With both artists, I was interested in why they chose to take discarded images and reconstruct something from them. I was interested in the human impulse which their work represents which makes us feel that such personal images which have been simply chucked away have an almost unbearable poignancy. That impulse to rescue them, lavish attention on them and reconstruct some sort of narrative (however fragmented) took me back to something Roland Barthes said about photography being an attempt to cheat death. Perhaps if we can bring these lives back to life in some way, then our own lives with all their richness and complexity won’t simply vanish and become meaningless once we die. How many of us can really bear the idea that when the lights go out for the last time, all the things we value, strive for and care about become someone else’s problem to be chucked in a skip?
Thoroughly enjoyed Christian Mieves’ exhibition of paintings that evoked and explored the beach and geographical and political associations with the beach as a ‘boundary’ land. The colour palette used is consistent throughout the works – pale greeny-blues and blue-greens, dull ochre rather than sandy-gold. These ‘off’ colours create a sense of dimness or distance, giving a sense of age, dim memory or dull pain. The paintings are constructed vigorously, with bold brushstrokes defining a limb or the strut of a boat. The style reminded me vaguely of Bomberg in the confidence of the brushstrokes, but the style was looser, and the paint thinner. Mostly you can see the surface of the canvas, wood panel, tiles, or aluminium – he’s experimental with types of surface. He’s also not afraid to vary the scale. Some filled a gallery wall, several feet wide.
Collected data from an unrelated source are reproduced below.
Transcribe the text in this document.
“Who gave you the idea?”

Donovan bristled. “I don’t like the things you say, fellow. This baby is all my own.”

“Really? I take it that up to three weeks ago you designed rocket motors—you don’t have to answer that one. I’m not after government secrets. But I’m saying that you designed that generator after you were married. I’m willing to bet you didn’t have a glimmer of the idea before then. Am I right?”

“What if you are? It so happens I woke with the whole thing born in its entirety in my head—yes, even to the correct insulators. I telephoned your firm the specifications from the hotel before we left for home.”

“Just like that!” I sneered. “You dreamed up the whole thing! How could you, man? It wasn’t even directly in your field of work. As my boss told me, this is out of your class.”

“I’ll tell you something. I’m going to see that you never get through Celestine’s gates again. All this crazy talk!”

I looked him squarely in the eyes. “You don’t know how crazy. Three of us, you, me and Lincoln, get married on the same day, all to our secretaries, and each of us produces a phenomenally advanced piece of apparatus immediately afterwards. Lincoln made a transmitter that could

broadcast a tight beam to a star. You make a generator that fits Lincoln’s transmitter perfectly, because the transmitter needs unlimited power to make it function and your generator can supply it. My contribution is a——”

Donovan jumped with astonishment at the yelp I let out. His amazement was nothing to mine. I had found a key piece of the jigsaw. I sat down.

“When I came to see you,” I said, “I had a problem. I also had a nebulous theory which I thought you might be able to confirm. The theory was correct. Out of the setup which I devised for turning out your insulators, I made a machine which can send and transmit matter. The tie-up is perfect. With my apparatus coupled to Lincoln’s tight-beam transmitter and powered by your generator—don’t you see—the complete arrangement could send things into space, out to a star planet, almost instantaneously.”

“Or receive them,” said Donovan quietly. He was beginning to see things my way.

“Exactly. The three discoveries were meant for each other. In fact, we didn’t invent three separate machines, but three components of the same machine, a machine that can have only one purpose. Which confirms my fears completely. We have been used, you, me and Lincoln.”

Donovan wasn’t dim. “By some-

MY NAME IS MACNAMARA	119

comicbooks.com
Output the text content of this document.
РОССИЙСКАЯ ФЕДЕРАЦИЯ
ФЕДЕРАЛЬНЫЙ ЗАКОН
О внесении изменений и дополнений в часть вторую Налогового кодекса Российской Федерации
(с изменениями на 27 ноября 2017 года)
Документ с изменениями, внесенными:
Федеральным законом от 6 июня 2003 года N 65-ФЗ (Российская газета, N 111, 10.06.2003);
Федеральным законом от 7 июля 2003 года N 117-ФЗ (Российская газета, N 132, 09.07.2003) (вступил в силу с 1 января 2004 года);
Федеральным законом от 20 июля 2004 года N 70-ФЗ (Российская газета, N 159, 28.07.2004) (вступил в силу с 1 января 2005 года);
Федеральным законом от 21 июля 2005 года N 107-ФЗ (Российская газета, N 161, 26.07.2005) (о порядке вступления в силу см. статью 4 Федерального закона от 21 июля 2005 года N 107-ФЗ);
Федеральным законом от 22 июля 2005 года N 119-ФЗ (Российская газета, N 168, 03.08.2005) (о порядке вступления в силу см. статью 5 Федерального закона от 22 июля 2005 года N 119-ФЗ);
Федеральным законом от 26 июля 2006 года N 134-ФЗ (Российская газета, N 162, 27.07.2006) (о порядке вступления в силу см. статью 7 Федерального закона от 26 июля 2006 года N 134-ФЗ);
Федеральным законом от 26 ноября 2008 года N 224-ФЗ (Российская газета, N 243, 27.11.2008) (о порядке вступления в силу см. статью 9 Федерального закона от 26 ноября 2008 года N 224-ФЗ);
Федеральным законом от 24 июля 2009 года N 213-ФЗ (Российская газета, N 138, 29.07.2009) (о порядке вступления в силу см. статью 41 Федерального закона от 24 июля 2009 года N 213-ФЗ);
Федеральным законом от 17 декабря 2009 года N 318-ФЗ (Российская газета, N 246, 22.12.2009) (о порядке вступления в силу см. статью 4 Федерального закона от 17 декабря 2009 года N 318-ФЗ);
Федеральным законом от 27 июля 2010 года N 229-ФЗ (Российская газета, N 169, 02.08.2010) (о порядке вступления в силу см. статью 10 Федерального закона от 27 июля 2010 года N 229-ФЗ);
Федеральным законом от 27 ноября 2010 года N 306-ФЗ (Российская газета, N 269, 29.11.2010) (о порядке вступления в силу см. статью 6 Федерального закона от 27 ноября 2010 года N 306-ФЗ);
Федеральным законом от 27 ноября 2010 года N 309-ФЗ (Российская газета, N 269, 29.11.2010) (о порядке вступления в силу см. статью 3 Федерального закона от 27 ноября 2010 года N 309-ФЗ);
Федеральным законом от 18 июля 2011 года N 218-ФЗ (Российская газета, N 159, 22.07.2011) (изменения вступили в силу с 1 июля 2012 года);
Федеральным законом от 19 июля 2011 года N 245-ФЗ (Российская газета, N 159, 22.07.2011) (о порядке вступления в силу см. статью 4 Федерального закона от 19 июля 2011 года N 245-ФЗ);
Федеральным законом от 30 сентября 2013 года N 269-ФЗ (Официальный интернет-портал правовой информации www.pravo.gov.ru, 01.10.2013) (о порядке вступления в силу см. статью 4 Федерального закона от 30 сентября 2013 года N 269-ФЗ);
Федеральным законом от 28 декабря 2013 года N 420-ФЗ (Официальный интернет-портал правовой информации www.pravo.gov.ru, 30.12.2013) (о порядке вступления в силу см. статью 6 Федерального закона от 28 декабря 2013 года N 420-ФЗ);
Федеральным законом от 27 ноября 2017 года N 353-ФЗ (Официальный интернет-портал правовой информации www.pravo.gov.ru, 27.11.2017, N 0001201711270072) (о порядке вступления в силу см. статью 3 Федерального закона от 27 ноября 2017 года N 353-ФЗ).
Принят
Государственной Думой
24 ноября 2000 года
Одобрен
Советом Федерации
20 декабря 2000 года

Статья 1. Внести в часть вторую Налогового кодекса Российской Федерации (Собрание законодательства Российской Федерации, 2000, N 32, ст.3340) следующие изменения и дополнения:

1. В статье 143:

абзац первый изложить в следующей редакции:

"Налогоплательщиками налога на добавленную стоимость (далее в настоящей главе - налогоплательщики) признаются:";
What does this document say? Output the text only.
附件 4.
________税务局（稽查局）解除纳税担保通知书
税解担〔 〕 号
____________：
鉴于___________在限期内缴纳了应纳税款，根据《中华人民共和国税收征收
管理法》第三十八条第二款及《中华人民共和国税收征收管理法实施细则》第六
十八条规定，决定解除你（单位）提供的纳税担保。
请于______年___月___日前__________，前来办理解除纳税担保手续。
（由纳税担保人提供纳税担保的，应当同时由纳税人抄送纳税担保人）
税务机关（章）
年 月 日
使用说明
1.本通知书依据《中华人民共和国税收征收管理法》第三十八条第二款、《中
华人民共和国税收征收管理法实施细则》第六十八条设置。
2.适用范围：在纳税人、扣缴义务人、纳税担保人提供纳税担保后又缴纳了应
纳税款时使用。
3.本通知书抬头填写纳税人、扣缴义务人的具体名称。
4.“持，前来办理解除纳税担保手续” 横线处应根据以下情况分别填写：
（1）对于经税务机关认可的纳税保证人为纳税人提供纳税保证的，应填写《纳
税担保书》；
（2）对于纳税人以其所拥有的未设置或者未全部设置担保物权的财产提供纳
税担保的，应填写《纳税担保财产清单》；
Others, such as this one, were tiny – only 11×7.5cm on mdf. I loved these paintings, the drips and pencil marks and bits of bare canvas. They weren’t afraid to show their making, and were highly desirable objects. Some of them explored the site of the beach as a landing place, and not always a successful one. Two hinted at shipwrecked hulls, and my favourite was of a figure draped over the bow of a boat, listless, exhausted, or dead. The exhibition is on at South Square Gallery near Bradford until 30th November 2009.